A honra concedida no belíssimo mural é apenas dividida com mais três personalidades do cinema: os suecos Ingmar Bergman e Sven Nykvist, diretor de fotografia de Bergman, e o igualmente mitológico e pioneiro Karl Struss, diretor de fotografia americano que estreou em 1919 em filmes dirigidos por Cecil B. De Mille.
Figueroa fotografou sete entre os melhores filmes da fase mexicana do cinema surrealista de Luis Buñuel, entre eles "Los Olvidados", em 50, "Nazarín" (58) e "El Ángel Exterminador" (62).
Figueroa sempre preferiu imagens em preto-e-branco por atribuir-lhes mais dramaticidade.
Citava "Guernica", de Picasso, como o melhor exemplo: "Foi o único mural político de Picasso, o rei da cor, e era em preto-e-branco". Ele não cansava de dar lições de cinema a quem quisesse ouvir.
"Sem um bom roteiro não existe um filme.

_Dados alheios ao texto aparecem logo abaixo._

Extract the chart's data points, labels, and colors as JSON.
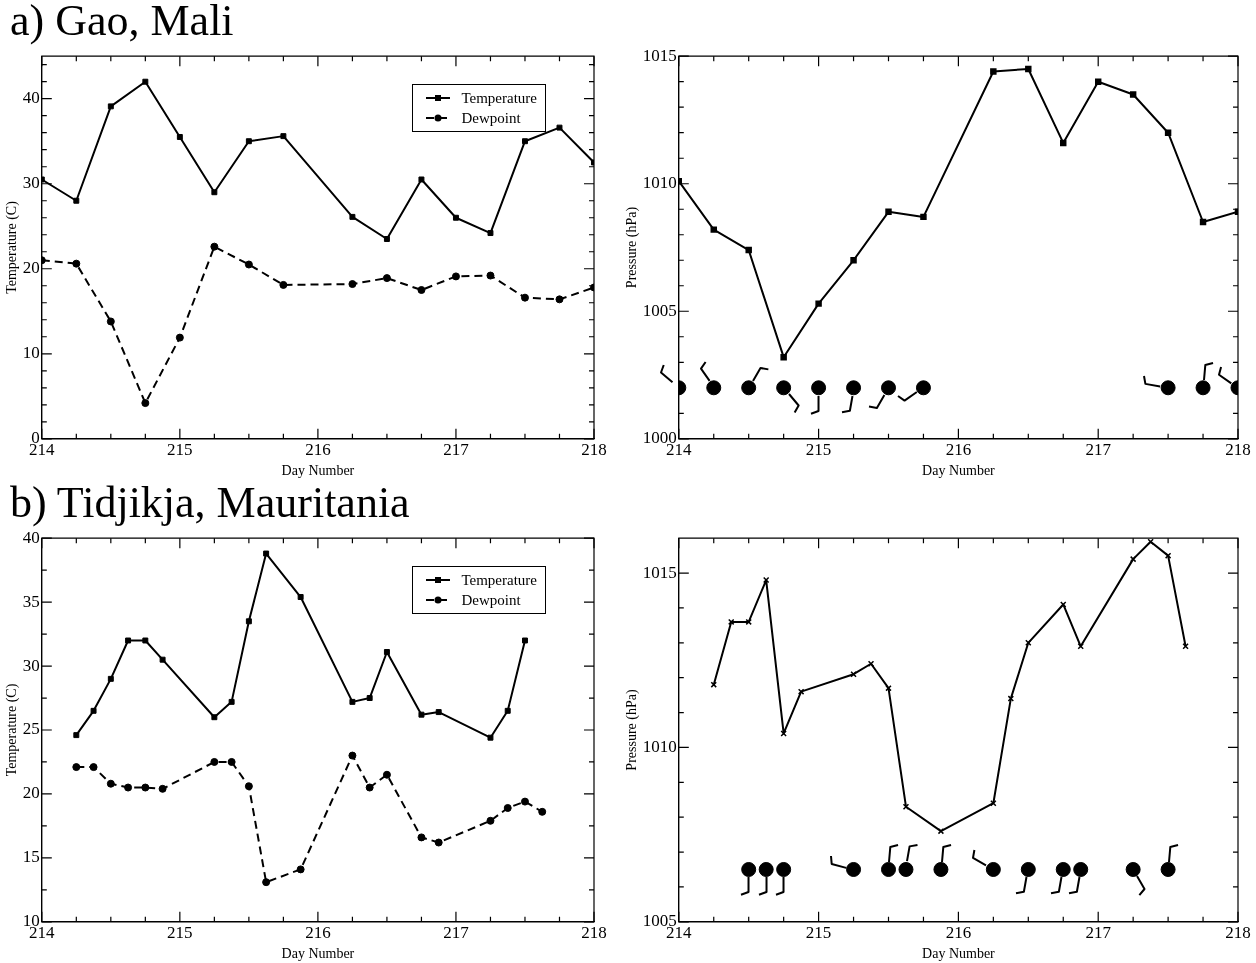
{
  "chart_data": [
    {
      "type": "line",
      "title": "a) Gao, Mali",
      "xlabel": "Day Number",
      "ylabel": "Temperature (C)",
      "xlim": [
        214,
        218
      ],
      "xticks": [
        214,
        {
          "value": 214.25,
          "label": null
        },
        {
          "value": 214.5,
          "label": null
        },
        {
          "value": 214.75,
          "label": null
        },
        215,
        {
          "value": 215.25,
          "label": null
        },
        {
          "value": 215.5,
          "label": null
        },
        {
          "value": 215.75,
          "label": null
        },
        216,
        {
          "value": 216.25,
          "label": null
        },
        {
          "value": 216.5,
          "label": null
        },
        {
          "value": 216.75,
          "label": null
        },
        217,
        {
          "value": 217.25,
          "label": null
        },
        {
          "value": 217.5,
          "label": null
        },
        {
          "value": 217.75,
          "label": null
        },
        218
      ],
      "ylim": [
        0,
        45
      ],
      "yticks": [
        0,
        {
          "value": 2,
          "label": null
        },
        {
          "value": 4,
          "label": null
        },
        {
          "value": 6,
          "label": null
        },
        {
          "value": 8,
          "label": null
        },
        10,
        {
          "value": 12,
          "label": null
        },
        {
          "value": 14,
          "label": null
        },
        {
          "value": 16,
          "label": null
        },
        {
          "value": 18,
          "label": null
        },
        20,
        {
          "value": 22,
          "label": null
        },
        {
          "value": 24,
          "label": null
        },
        {
          "value": 26,
          "label": null
        },
        {
          "value": 28,
          "label": null
        },
        30,
        {
          "value": 32,
          "label": null
        },
        {
          "value": 34,
          "label": null
        },
        {
          "value": 36,
          "label": null
        },
        {
          "value": 38,
          "label": null
        },
        40,
        {
          "value": 42,
          "label": null
        },
        {
          "value": 44,
          "label": null
        }
      ],
      "grid": false,
      "legend": "top right",
      "x": [
        214,
        214.25,
        214.5,
        214.75,
        215,
        215.25,
        215.5,
        215.75,
        216.25,
        216.5,
        216.75,
        217,
        217.25,
        217.5,
        217.75,
        218
      ],
      "series": [
        {
          "name": "Temperature",
          "color": "#000000",
          "marker": "square",
          "line_style": "solid",
          "values": [
            30.5,
            28,
            39.1,
            42,
            35.5,
            29,
            35,
            35.6,
            26.1,
            23.5,
            30.5,
            26,
            24.2,
            35,
            36.6,
            32.5
          ]
        },
        {
          "name": "Dewpoint",
          "color": "#000000",
          "marker": "circle",
          "line_style": "dashed",
          "values": [
            21,
            20.6,
            13.8,
            4.2,
            11.9,
            22.6,
            20.5,
            18.1,
            18.2,
            18.9,
            17.5,
            19.1,
            19.2,
            16.6,
            16.4,
            17.8
          ]
        }
      ]
    },
    {
      "type": "line",
      "xlabel": "Day Number",
      "ylabel": "Pressure (hPa)",
      "xlim": [
        214,
        218
      ],
      "xticks": [
        214,
        {
          "value": 214.25,
          "label": null
        },
        {
          "value": 214.5,
          "label": null
        },
        {
          "value": 214.75,
          "label": null
        },
        215,
        {
          "value": 215.25,
          "label": null
        },
        {
          "value": 215.5,
          "label": null
        },
        {
          "value": 215.75,
          "label": null
        },
        216,
        {
          "value": 216.25,
          "label": null
        },
        {
          "value": 216.5,
          "label": null
        },
        {
          "value": 216.75,
          "label": null
        },
        217,
        {
          "value": 217.25,
          "label": null
        },
        {
          "value": 217.5,
          "label": null
        },
        {
          "value": 217.75,
          "label": null
        },
        218
      ],
      "ylim": [
        1000,
        1015
      ],
      "yticks": [
        1000,
        {
          "value": 1001,
          "label": null
        },
        {
          "value": 1002,
          "label": null
        },
        {
          "value": 1003,
          "label": null
        },
        {
          "value": 1004,
          "label": null
        },
        1005,
        {
          "value": 1006,
          "label": null
        },
        {
          "value": 1007,
          "label": null
        },
        {
          "value": 1008,
          "label": null
        },
        {
          "value": 1009,
          "label": null
        },
        1010,
        {
          "value": 1011,
          "label": null
        },
        {
          "value": 1012,
          "label": null
        },
        {
          "value": 1013,
          "label": null
        },
        {
          "value": 1014,
          "label": null
        },
        1015
      ],
      "grid": false,
      "x": [
        214,
        214.25,
        214.5,
        214.75,
        215,
        215.25,
        215.5,
        215.75,
        216.25,
        216.5,
        216.75,
        217,
        217.25,
        217.5,
        217.75,
        218
      ],
      "series": [
        {
          "color": "#000000",
          "marker": "square",
          "line_style": "solid",
          "values": [
            1010.1,
            1008.2,
            1007.4,
            1003.2,
            1005.3,
            1007.0,
            1008.9,
            1008.7,
            1014.4,
            1014.5,
            1011.6,
            1014.0,
            1013.5,
            1012.0,
            1008.5,
            1008.9
          ]
        },
        {
          "type": "scatter",
          "color": "#000000",
          "marker": "circle",
          "x": [
            214,
            214.25,
            214.5,
            214.75,
            215,
            215.25,
            215.5,
            215.75,
            217.5,
            217.75,
            218
          ],
          "values": [
            1002,
            1002,
            1002,
            1002,
            1002,
            1002,
            1002,
            1002,
            1002,
            1002,
            1002
          ]
        }
      ]
    },
    {
      "type": "line",
      "title": "b) Tidjikja, Mauritania",
      "xlabel": "Day Number",
      "ylabel": "Temperature (C)",
      "xlim": [
        214,
        218
      ],
      "xticks": [
        214,
        {
          "value": 214.25,
          "label": null
        },
        {
          "value": 214.5,
          "label": null
        },
        {
          "value": 214.75,
          "label": null
        },
        215,
        {
          "value": 215.25,
          "label": null
        },
        {
          "value": 215.5,
          "label": null
        },
        {
          "value": 215.75,
          "label": null
        },
        216,
        {
          "value": 216.25,
          "label": null
        },
        {
          "value": 216.5,
          "label": null
        },
        {
          "value": 216.75,
          "label": null
        },
        217,
        {
          "value": 217.25,
          "label": null
        },
        {
          "value": 217.5,
          "label": null
        },
        {
          "value": 217.75,
          "label": null
        },
        218
      ],
      "ylim": [
        10,
        40
      ],
      "yticks": [
        10,
        {
          "value": 12.5,
          "label": null
        },
        15,
        {
          "value": 17.5,
          "label": null
        },
        20,
        {
          "value": 22.5,
          "label": null
        },
        25,
        {
          "value": 27.5,
          "label": null
        },
        30,
        {
          "value": 32.5,
          "label": null
        },
        35,
        {
          "value": 37.5,
          "label": null
        },
        40
      ],
      "grid": false,
      "legend": "top right",
      "x": [
        214.25,
        214.375,
        214.5,
        214.625,
        214.75,
        214.875,
        215.25,
        215.375,
        215.5,
        215.625,
        215.875,
        216.25,
        216.375,
        216.5,
        216.75,
        216.875,
        217.25,
        217.375,
        217.5,
        217.625
      ],
      "series": [
        {
          "name": "Temperature",
          "color": "#000000",
          "marker": "square",
          "line_style": "solid",
          "values": [
            24.6,
            26.5,
            29,
            32,
            32,
            30.5,
            26,
            27.2,
            33.5,
            38.8,
            35.4,
            27.2,
            27.5,
            31.1,
            26.2,
            26.4,
            24.4,
            26.5,
            32,
            null
          ]
        },
        {
          "name": "Dewpoint",
          "color": "#000000",
          "marker": "circle",
          "line_style": "dashed",
          "values": [
            22.1,
            22.1,
            20.8,
            20.5,
            20.5,
            20.4,
            22.5,
            22.5,
            20.6,
            13.1,
            14.1,
            23,
            20.5,
            21.5,
            16.6,
            16.2,
            17.9,
            18.9,
            19.4,
            18.6
          ]
        }
      ]
    },
    {
      "type": "line",
      "xlabel": "Day Number",
      "ylabel": "Pressure (hPa)",
      "xlim": [
        214,
        218
      ],
      "xticks": [
        214,
        {
          "value": 214.25,
          "label": null
        },
        {
          "value": 214.5,
          "label": null
        },
        {
          "value": 214.75,
          "label": null
        },
        215,
        {
          "value": 215.25,
          "label": null
        },
        {
          "value": 215.5,
          "label": null
        },
        {
          "value": 215.75,
          "label": null
        },
        216,
        {
          "value": 216.25,
          "label": null
        },
        {
          "value": 216.5,
          "label": null
        },
        {
          "value": 216.75,
          "label": null
        },
        217,
        {
          "value": 217.25,
          "label": null
        },
        {
          "value": 217.5,
          "label": null
        },
        {
          "value": 217.75,
          "label": null
        },
        218
      ],
      "ylim": [
        1005,
        1016
      ],
      "yticks": [
        1005,
        {
          "value": 1006,
          "label": null
        },
        {
          "value": 1007,
          "label": null
        },
        {
          "value": 1008,
          "label": null
        },
        {
          "value": 1009,
          "label": null
        },
        1010,
        {
          "value": 1011,
          "label": null
        },
        {
          "value": 1012,
          "label": null
        },
        {
          "value": 1013,
          "label": null
        },
        {
          "value": 1014,
          "label": null
        },
        1015
      ],
      "grid": false,
      "x": [
        214.25,
        214.375,
        214.5,
        214.625,
        214.75,
        214.875,
        215.25,
        215.375,
        215.5,
        215.625,
        215.875,
        216.25,
        216.375,
        216.5,
        216.75,
        216.875,
        217.25,
        217.375,
        217.5,
        217.625
      ],
      "series": [
        {
          "color": "#000000",
          "marker": "cross",
          "line_style": "solid",
          "values": [
            1011.8,
            1013.6,
            1013.6,
            1014.8,
            1010.4,
            1011.6,
            1012.1,
            1012.4,
            1011.7,
            1008.3,
            1007.6,
            1008.4,
            1011.4,
            1013.0,
            1014.1,
            1012.9,
            1015.4,
            1015.9,
            1015.5,
            1012.9
          ]
        },
        {
          "type": "scatter",
          "color": "#000000",
          "marker": "circle",
          "x": [
            214.5,
            214.625,
            214.75,
            215.25,
            215.5,
            215.625,
            215.875,
            216.25,
            216.5,
            216.75,
            216.875,
            217.25,
            217.5
          ],
          "values": [
            1006.5,
            1006.5,
            1006.5,
            1006.5,
            1006.5,
            1006.5,
            1006.5,
            1006.5,
            1006.5,
            1006.5,
            1006.5,
            1006.5,
            1006.5
          ]
        }
      ]
    }
  ]
}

Um bom roteiro deve ter sempre um conflito a realçar. Sem conflito não existe uma obra", dizia citando o fiasco do projeto brasileiro "It's All True", que desgraçou Orson Welles.
Frente aos avanços técnicos no campo das imagens, Figueroa repetia a mesma cartilha que disse ter seguido para dominar a perspectiva e a iluminação: "O que aconselho aos estudantes é que sigam muito a pintura através dos livros. Que estudem Vermeer e Rembrandt. Vermeer porque segue a luz com uma precisão impressionante. Não é melhor do que Rembrandt, mas, para um estudante, a luz de Vermeer é mais reveladora. Que sigam depois a Vélasquez, com sua perspectiva, e a Goya com seus caprichos."
Figueroa também recomendava o estudo de Leonardo Da Vinci -e um tratado desse sobre a "cor da atmosfera"-, o cinema expressionista alemão e "O Encouraçado Potemkin", de Eisenstein. "Tudo isso para dominar a perspectiva", explicava. "E, depois da perspectiva num filme, vem a composição do quadro; por fim, a iluminação, assim nessa ordem."
"Mas na hora em que estou pensando nessa ordem vêm os elementos criativos", dizia como quem se desculpava, para concluir como um maestro tão genial quanto modesto na sua grande sabedoria e sensibilidade: "A criatividade não tem fórmulas para definir."